Enquête: une PME sur trois supporte elle-même les risques de change

jeudi, 01.03.2018

Selon l'enquête de Credit Suisse, environ un tiers des participants ne se couvrent pas contre les fluctuations de change et assument donc les risques monétaires sur leurs propres deniers.

Le Credit Suisse a interrogé plus de 300 PME suisses sur leurs prévisions concernant la conjoncture et les devises ainsi que sur leur gestion des risques de change, pour une étude publiée aujourd’hui dans sa deuxième édition après celle de 2017.

Les entreprises interrogées s’attendent à moins de turbulences monétaires pour 2018 et estiment que la récente dépréciation du franc suisse par rapport à l’euro sera durable.

Parallèlement, environ un tiers des participants à l’enquête ne se couvrent pas contre les fluctuations de change et assument donc les risques monétaires sur leurs propres deniers. La majorité d’entre eux n’ont tout simplement pas envisagé de stratégie de couverture jusqu’à ce jour.

Dans les rapports d’expérience détaillés, les représentants des PME interrogées soulignent l’importance d’une stratégie de change clairement définie pour assurer la sécurité de planification et leur permettre de se concentrer sur leur cœur de métier.

 

Les attentes des plus de 300 PME interrogées concernant l’évolution des cours de change sont nettement plus homogènes qu’en 2017, lorsque d’importantes décisions politiques en Europe mettaient à l’épreuve la cohésion de l’UE.

Les participants à l’enquête jugent durable l’affaiblissement qu’a connu le franc suisse l’année dernière par rapport à l’euro, toutefois seules quelques PME estiment que le taux de change franchira la barre des 1.20 cette année. En moyenne, elles anticipent un cours EUR/CHF à 1.17, tandis que le dollar devrait évoluer vers la parité (USD/CHF: 0.99). La livre britannique suscite le plus haut niveau d’incertitude, ce qui n’étonne guère les économistes du Credit Suisse puisque l’issue des négociations sur le Brexit reste à trouver. En moyenne, les PME prévoient jusqu’à la fin de l’année un taux de change GBP/CHF à 1.29.

Un tiers des PME ne couvrent pas leurs risques de change

Les trois quarts des entreprises interrogées affichent une forte interdépendance internationale, ce qui se reflète également dans les monnaies d’achat et de vente convenues par contrat. La moitié des PME indiquent acheter principalement des produits et services en euros.

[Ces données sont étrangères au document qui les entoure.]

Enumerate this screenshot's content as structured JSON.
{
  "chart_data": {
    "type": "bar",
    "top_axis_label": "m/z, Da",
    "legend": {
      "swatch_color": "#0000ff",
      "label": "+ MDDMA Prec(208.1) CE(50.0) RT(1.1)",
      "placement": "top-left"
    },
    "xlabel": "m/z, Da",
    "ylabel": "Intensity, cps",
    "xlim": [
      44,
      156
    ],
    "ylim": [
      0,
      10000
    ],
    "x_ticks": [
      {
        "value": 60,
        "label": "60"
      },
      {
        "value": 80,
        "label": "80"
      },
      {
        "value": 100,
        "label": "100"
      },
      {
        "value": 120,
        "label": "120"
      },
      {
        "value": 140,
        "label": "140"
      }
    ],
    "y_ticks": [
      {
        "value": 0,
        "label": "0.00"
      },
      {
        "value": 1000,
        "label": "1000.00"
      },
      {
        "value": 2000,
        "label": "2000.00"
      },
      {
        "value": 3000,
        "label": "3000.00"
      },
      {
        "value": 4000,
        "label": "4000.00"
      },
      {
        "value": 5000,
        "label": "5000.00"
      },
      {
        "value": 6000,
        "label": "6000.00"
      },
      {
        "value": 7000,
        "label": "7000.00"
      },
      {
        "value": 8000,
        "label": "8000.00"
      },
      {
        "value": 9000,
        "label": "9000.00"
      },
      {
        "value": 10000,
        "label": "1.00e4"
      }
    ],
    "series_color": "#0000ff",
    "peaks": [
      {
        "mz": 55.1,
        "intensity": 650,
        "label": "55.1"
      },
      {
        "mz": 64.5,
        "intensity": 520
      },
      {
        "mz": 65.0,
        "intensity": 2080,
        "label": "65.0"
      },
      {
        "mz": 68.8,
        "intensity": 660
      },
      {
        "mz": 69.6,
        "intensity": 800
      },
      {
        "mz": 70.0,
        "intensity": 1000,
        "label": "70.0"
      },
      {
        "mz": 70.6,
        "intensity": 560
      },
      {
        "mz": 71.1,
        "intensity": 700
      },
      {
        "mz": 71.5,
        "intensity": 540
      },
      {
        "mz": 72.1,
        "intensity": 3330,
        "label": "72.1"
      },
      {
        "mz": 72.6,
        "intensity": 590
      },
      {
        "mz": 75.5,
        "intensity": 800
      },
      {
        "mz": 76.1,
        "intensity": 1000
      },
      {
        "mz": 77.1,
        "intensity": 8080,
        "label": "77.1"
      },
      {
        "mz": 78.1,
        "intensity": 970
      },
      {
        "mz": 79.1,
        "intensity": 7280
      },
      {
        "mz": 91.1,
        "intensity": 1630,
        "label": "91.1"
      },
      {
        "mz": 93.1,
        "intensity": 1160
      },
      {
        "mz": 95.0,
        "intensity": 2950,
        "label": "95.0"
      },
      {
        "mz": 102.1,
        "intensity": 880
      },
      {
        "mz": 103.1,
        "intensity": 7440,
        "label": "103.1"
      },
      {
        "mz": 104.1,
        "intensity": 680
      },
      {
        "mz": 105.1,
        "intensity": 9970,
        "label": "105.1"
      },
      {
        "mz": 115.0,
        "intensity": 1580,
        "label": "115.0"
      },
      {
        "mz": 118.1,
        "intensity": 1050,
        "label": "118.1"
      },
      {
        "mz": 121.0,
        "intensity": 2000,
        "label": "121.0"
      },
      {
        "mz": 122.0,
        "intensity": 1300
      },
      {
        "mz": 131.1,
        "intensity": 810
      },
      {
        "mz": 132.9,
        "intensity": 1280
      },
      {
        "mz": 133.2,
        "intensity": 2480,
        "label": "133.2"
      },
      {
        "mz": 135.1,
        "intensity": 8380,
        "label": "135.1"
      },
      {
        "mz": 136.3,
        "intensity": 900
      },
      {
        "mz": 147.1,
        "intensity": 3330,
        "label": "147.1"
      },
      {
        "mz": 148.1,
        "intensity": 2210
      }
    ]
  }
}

Seule une sur quatre achète dans la monnaie nationale, alors que le franc suisse domine comme monnaie de négoce dans les contrats de vente (47%). Malgré cette forte dépendance vis-à-vis des monnaies étrangères, un tiers des entreprises interrogées ne se couvrent pas contre les fluctuations de change et supportent donc les risques liés aux devises sur leurs propres deniers.

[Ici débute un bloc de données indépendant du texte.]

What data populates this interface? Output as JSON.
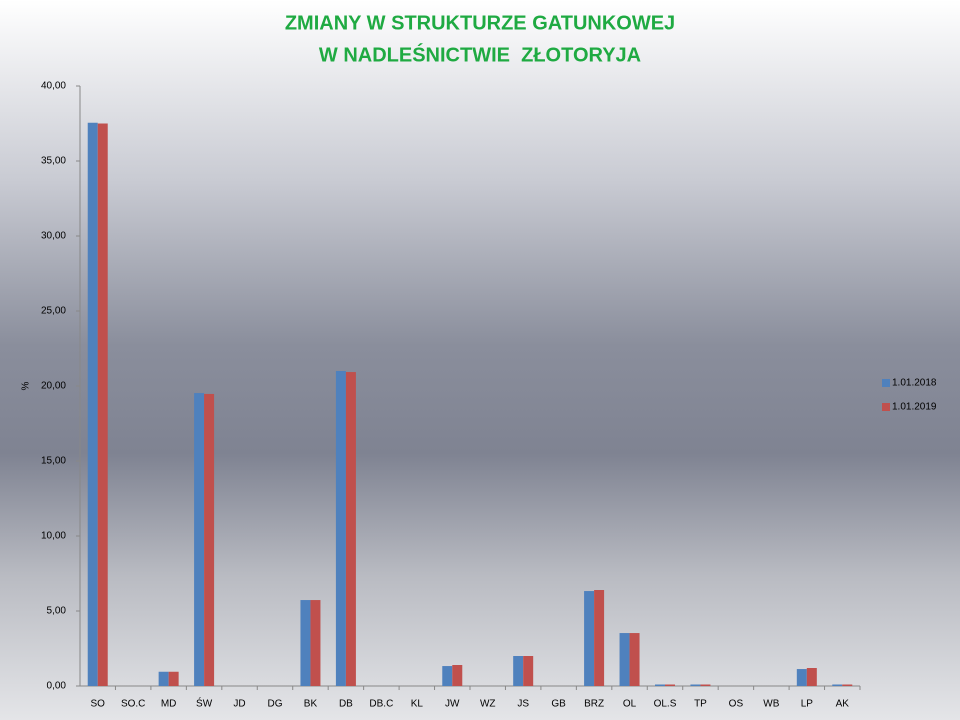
{
  "chart_data": {
    "type": "bar",
    "title": [
      "ZMIANY W STRUKTURZE GATUNKOWEJ",
      "W NADLEŚNICTWIE  ZŁOTORYJA"
    ],
    "y_label": "%",
    "categories": [
      "SO",
      "SO.C",
      "MD",
      "ŚW",
      "JD",
      "DG",
      "BK",
      "DB",
      "DB.C",
      "KL",
      "JW",
      "WZ",
      "JS",
      "GB",
      "BRZ",
      "OL",
      "OL.S",
      "TP",
      "OS",
      "WB",
      "LP",
      "AK"
    ],
    "series": [
      {
        "name": "1.01.2018",
        "color": "#4f81bd",
        "values": [
          37.55,
          0,
          0.95,
          19.53,
          0,
          0,
          5.73,
          21.0,
          0,
          0,
          1.33,
          0,
          2.0,
          0,
          6.33,
          3.53,
          0.1,
          0.1,
          0,
          0,
          1.13,
          0.1
        ]
      },
      {
        "name": "1.01.2019",
        "color": "#c0504d",
        "values": [
          37.5,
          0,
          0.95,
          19.47,
          0,
          0,
          5.73,
          20.93,
          0,
          0,
          1.4,
          0,
          2.0,
          0,
          6.4,
          3.53,
          0.1,
          0.1,
          0,
          0,
          1.2,
          0.1
        ]
      }
    ],
    "ylim": [
      0,
      40
    ],
    "yticks": [
      {
        "value": 0,
        "label": "0,00"
      },
      {
        "value": 5,
        "label": "5,00"
      },
      {
        "value": 10,
        "label": "10,00"
      },
      {
        "value": 15,
        "label": "15,00"
      },
      {
        "value": 20,
        "label": "20,00"
      },
      {
        "value": 25,
        "label": "25,00"
      },
      {
        "value": 30,
        "label": "30,00"
      },
      {
        "value": 35,
        "label": "35,00"
      },
      {
        "value": 40,
        "label": "40,00"
      }
    ],
    "legend": "right"
  }
}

Selon les économistes du Credit Suisse, les principaux obstacles pour les PME ne sont ni les coûts élevés, ni le manque de temps ou les problèmes techniques de mise en œuvre. La majorité des PME sans couverture de change ne semblent tout simplement pas avoir réfléchi à cette option. Ainsi, 63% de ces PME indiquent n’avoir «jusqu’à présent pas envisagé» de stratégie de couverture sur les marchés financiers.

La sécurité de planification est primordiale

Il ressort des rapports d’expérience détaillés établis avec quatre représentants de PME que des stratégies de couverture clairement définies doivent en premier lieu renforcer la sécurité de planification.

Selon les entrepreneurs, ce point est particulièrement important lorsque les listes de prix sont définies pour une période assez longue mais que les ventes ne surviennent qu’ultérieurement. En outre, la couverture des risques de change revêt une importance croissante en amont de grands investissements en devises.

Les entreprises interviewées misent surtout sur les opérations à terme pour fixer les cours de change dans le temps. Les représentants des PME se montrent un peu plus sceptiques vis-à-vis des instruments plus complexes. Une stratégie de couverture doit avant tout permettre aux entreprises de se concentrer sur leurs activités de base.